Previously, non-EU investors were not required to notify the German government of the direct or indirect acquisition of a German company, unless the company was active in developing or manufacturing defence and encryption technology. Now, the industry sectors subject to a notification obligation have been expanded to cover critical infrastructure and security-related technologies, with the government explicitly identifying energy, water, nutrition, information technology, healthcare, financial services and insurance, and transport and traffic for closer inspection.
Security-related technologies such as certain cloud computing providers, critical infrastructure software design and health telematics will also fall within the new rules.
Investors embarking on mergers and acquisitions where they are acquiring (directly or indirectly) at least 25% of the voting rights in a German company in one of these sectors must now notify the German Federal Ministry for Economic Affairs and Energy, which will determine whether the deal poses a threat to public order or security. The government can decide to initiate formal review proceedings within three months of notice of the signing of the deal, and has the power to prohibit the transaction – or issue deal conditions – on the grounds of public security up to four months after obtaining all the documents.
This effectively doubles the amount of time that the government has to conduct its review, and means that the review periods no longer align with German merger control proceedings, adding a new layer of delays to timetables.
Foreign investors looking to acquire German companies in the impacted sectors will therefore need to factor more time in to their closing schedules, and may wish to consider submitting notifications earlier than they might have done previously. We would encourage acquirers to consider notifying ahead of signing to avoid legal uncertainty, where that is appropriate in the broader context of the deal.
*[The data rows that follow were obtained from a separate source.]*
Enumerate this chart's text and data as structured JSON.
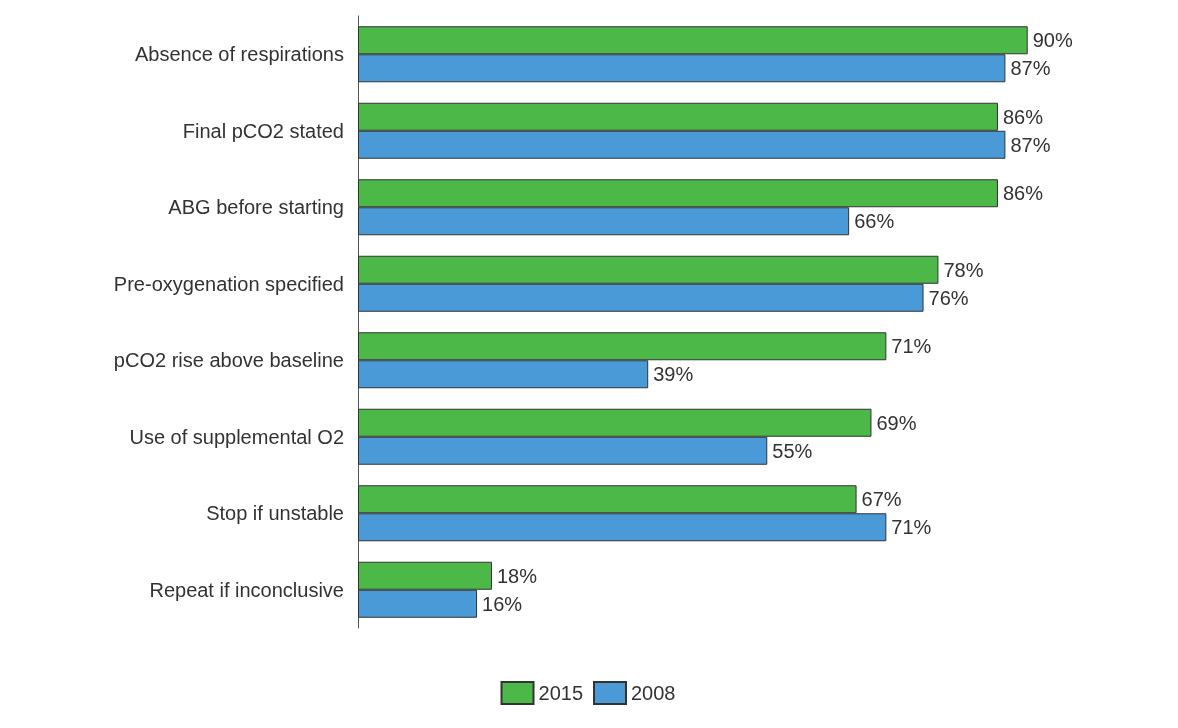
{
  "chart_data": {
    "type": "bar",
    "orientation": "horizontal",
    "categories": [
      "Absence of respirations",
      "Final pCO2 stated",
      "ABG before starting",
      "Pre-oxygenation specified",
      "pCO2 rise above baseline",
      "Use of supplemental O2",
      "Stop if unstable",
      "Repeat if inconclusive"
    ],
    "series": [
      {
        "name": "2015",
        "color": "#4cb848",
        "values": [
          90,
          86,
          86,
          78,
          71,
          69,
          67,
          18
        ],
        "value_labels": [
          "90%",
          "86%",
          "86%",
          "78%",
          "71%",
          "69%",
          "67%",
          "18%"
        ]
      },
      {
        "name": "2008",
        "color": "#4a9ad8",
        "values": [
          87,
          87,
          66,
          76,
          39,
          55,
          71,
          16
        ],
        "value_labels": [
          "87%",
          "87%",
          "66%",
          "76%",
          "39%",
          "55%",
          "71%",
          "16%"
        ]
      }
    ],
    "legend": "bottom"
  }
}
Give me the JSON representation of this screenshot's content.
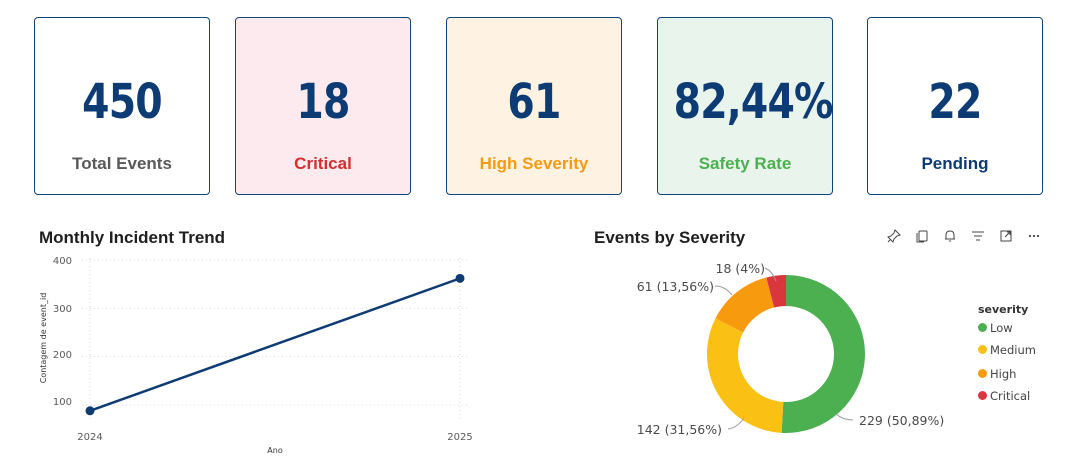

In addition, it is worth noting that the new rules also apply to direct corporate acquisitions by EU entities that have no significant business activities, and no permanent presence in the EU, other than to do with the deal. This rule makes sure that the government can also scrutinize acquisitions by non-EU investors using EU entities to circumvent German foreign investment control.
While the German government has said that, in spite of the introduction of these rules, Germany remains one of the world’s most open economies, we do expect the government to open more investigation procedures than before, and we are already seeing it taking a stricter approach and reopening investigations that were already closed. We can thus expect a further impact on transaction timelines due to the higher number of investigations taking place.